Review date: Aug. 7, 2013




Anne-James Chaton / Andy Moor - “Un Histoire d’Aviation: Transfer 3”

Anne-James Chaton is a sound poet, or as he says in his native French, un poète sonore. Most artists of his ilk operate outside the realm of speech; Chaton, on the other hand, is foremost a word-wielder. He reads texts, either selected or found, with an unemphatic delivery that puts the burden upon the meaning of individual words and the rhythm of his voice to generate some effect. He is well matched with Andy Moor, best known as one of The Ex’s guitarists. Moor’s playing balances jagged fullness with emptiness, leaving enough between each well-placed strike for you to hit the ground.

On their first album, La Journaliste, Moor took advantage of the available space to get his ya-yas out, post-punk style, tossing out bent-tine notes and blood-drawing chords every which way. Transfer, on the other hand, is all about confinement. Originally eight of its 11 tracks (due to an indexing error, two pieces are combined on the fourth track) appeared on a series of transportation-themed singles, each pressed in an edition of 100 and wrapped in a poster. The CD includes two more tracks with an ill fated nautical them and an extra version of the track “Metro.” Each original single presented a coin-like duality; Inbound-Outbound paired fictional and nonfictional sides, Princess In A Car the ill-fated automotive encounters of two princesses, Grace Kelly and Diana, Princess of Wales. And Moor has likewise reigned in his guitar playing, to the point where it’s sometimes a ghost in the mix, revealing its presence in brief glimpses from behind a big dubby boom, some thunderclaps, or a looped drumbeat.
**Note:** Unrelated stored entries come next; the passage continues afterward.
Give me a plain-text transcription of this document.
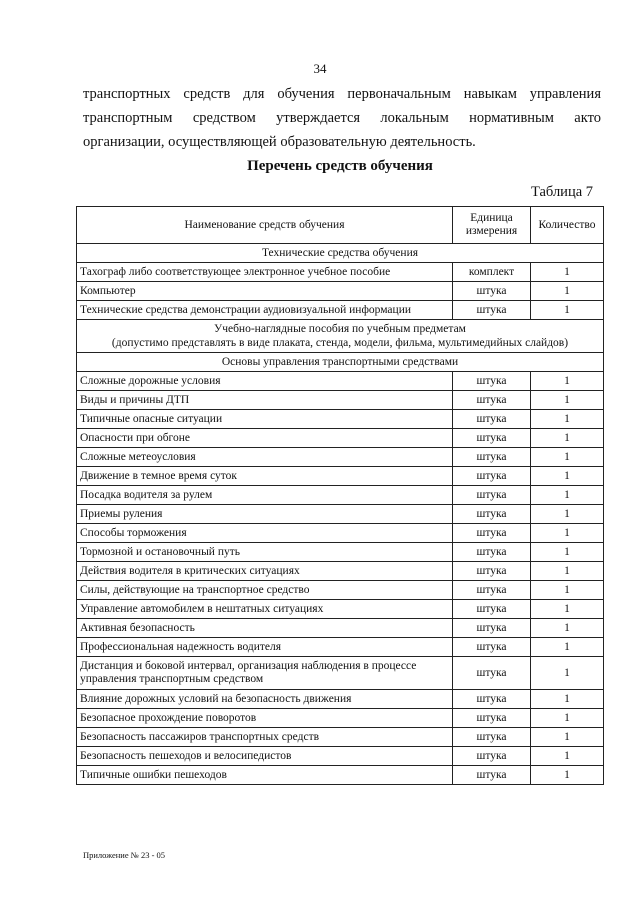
34
транспортных средств для обучения первоначальным навыкам управления
транспортным средством утверждается локальным нормативным акто
организации, осуществляющей образовательную деятельность.
Перечень средств обучения
Таблица 7
Наименование средств обучения	Единица измерения	Количество
Технические средства обучения		
Тахограф либо соответствующее электронное учебное пособие	комплект	1
Компьютер	штука	1
Технические средства демонстрации аудиовизуальной информации	штука	1

Учебно-наглядные пособия по учебным предметам
(допустимо представлять в виде плаката, стенда, модели, фильма, мультимедийных слайдов)		

Основы управления транспортными средствами		
Сложные дорожные условия	штука	1
Виды и причины ДТП	штука	1
Типичные опасные ситуации	штука	1
Опасности при обгоне	штука	1
Сложные метеоусловия	штука	1
Движение в темное время суток	штука	1
Посадка водителя за рулем	штука	1
Приемы руления	штука	1
Способы торможения	штука	1
Тормозной и остановочный путь	штука	1
Действия водителя в критических ситуациях	штука	1
Силы, действующие на транспортное средство	штука	1
Управление автомобилем в нештатных ситуациях	штука	1
Активная безопасность	штука	1
Профессиональная надежность водителя	штука	1
Дистанция и боковой интервал, организация наблюдения в процессе управления транспортным средством	штука	1
Влияние дорожных условий на безопасность движения	штука	1
Безопасное прохождение поворотов	штука	1
Безопасность пассажиров транспортных средств	штука	1
Безопасность пешеходов и велосипедистов	штука	1
Типичные ошибки пешеходов	штука	1
Приложение № 23 - 05
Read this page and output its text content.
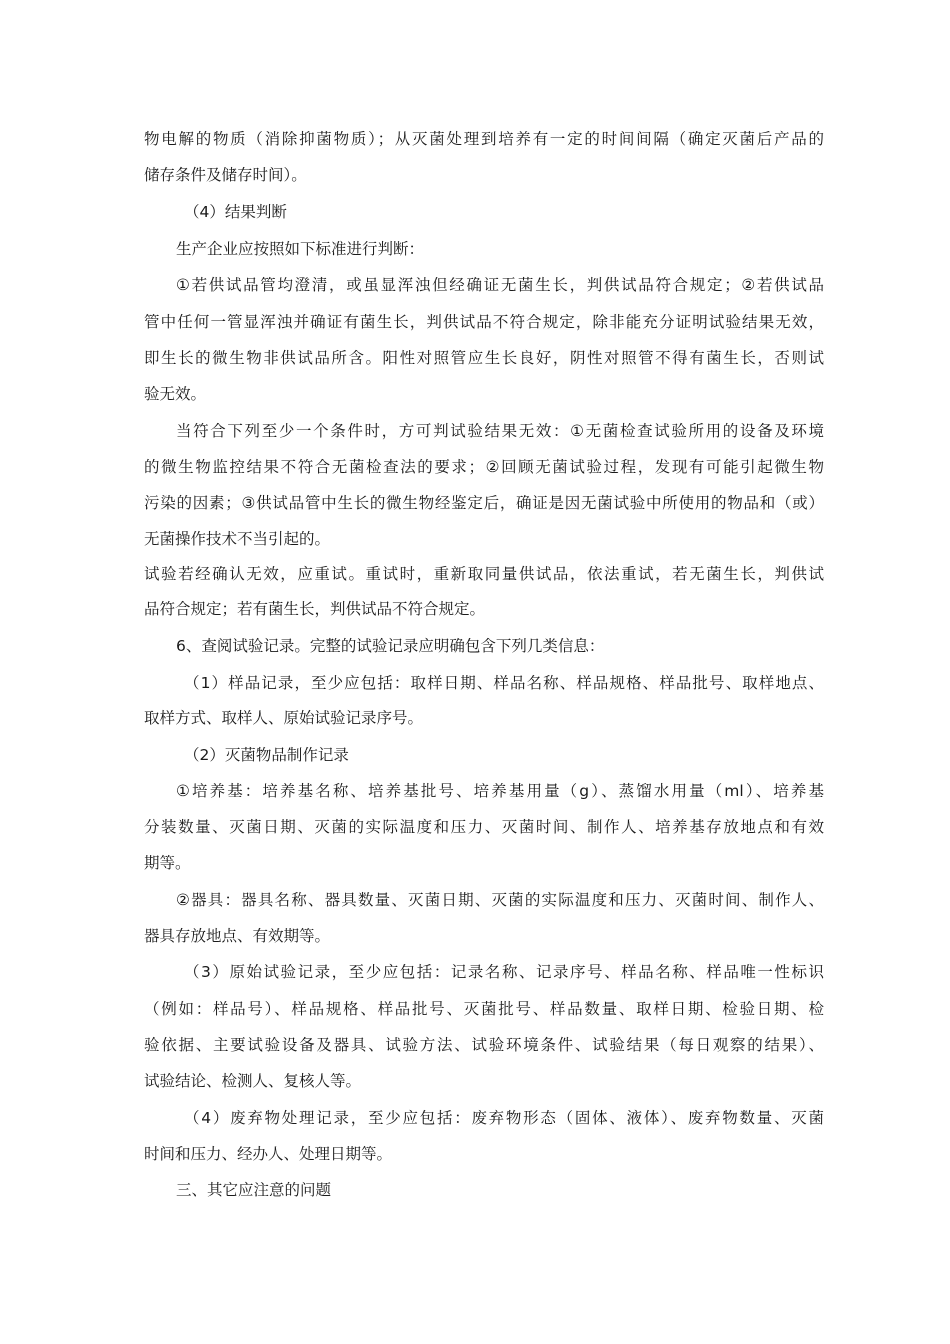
物电解的物质（消除抑菌物质）；从灭菌处理到培养有一定的时间间隔（确定灭菌后产品的
储存条件及储存时间）。
（4）结果判断
生产企业应按照如下标准进行判断：
①若供试品管均澄清，或虽显浑浊但经确证无菌生长，判供试品符合规定；②若供试品
管中任何一管显浑浊并确证有菌生长，判供试品不符合规定，除非能充分证明试验结果无效，
即生长的微生物非供试品所含。阳性对照管应生长良好，阴性对照管不得有菌生长，否则试
验无效。
当符合下列至少一个条件时，方可判试验结果无效：①无菌检查试验所用的设备及环境
的微生物监控结果不符合无菌检查法的要求；②回顾无菌试验过程，发现有可能引起微生物
污染的因素；③供试品管中生长的微生物经鉴定后，确证是因无菌试验中所使用的物品和（或）
无菌操作技术不当引起的。
试验若经确认无效，应重试。重试时，重新取同量供试品，依法重试，若无菌生长，判供试
品符合规定；若有菌生长，判供试品不符合规定。
6、查阅试验记录。完整的试验记录应明确包含下列几类信息：
（1）样品记录，至少应包括：取样日期、样品名称、样品规格、样品批号、取样地点、
取样方式、取样人、原始试验记录序号。
（2）灭菌物品制作记录
①培养基：培养基名称、培养基批号、培养基用量（g）、蒸馏水用量（ml）、培养基
分装数量、灭菌日期、灭菌的实际温度和压力、灭菌时间、制作人、培养基存放地点和有效
期等。
②器具：器具名称、器具数量、灭菌日期、灭菌的实际温度和压力、灭菌时间、制作人、
器具存放地点、有效期等。
（3）原始试验记录，至少应包括：记录名称、记录序号、样品名称、样品唯一性标识
（例如：样品号）、样品规格、样品批号、灭菌批号、样品数量、取样日期、检验日期、检
验依据、主要试验设备及器具、试验方法、试验环境条件、试验结果（每日观察的结果）、
试验结论、检测人、复核人等。
（4）废弃物处理记录，至少应包括：废弃物形态（固体、液体）、废弃物数量、灭菌
时间和压力、经办人、处理日期等。
三、其它应注意的问题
Chaton, on the other hand, multi-tracks his voice, loops it into a beat, splits it into dry and distorted channels, speaking in both French and English. His voice is as unemotional as a bell, tolling words. Heard as sound, it blurs the boundary between hypnotic and numbing; listen for meaning and the words batter you like a ram. “D’ouest en Est” relentlessly lists points on Jules Verne’s route around the world over a relentless insect disco beat, rendering encounters with elephants and train stations interchangeable. On “Metro,” he layers the voices of multiple contributors reading the names of train stations from their hometown. Put the song on repeat and you’ll feel like your sinking into the collective unconscious’s mostly forgotten accumulation of morning time commutes. To spend time with this record is to know that machine-born migration is uniquely human, yet dehumanizing.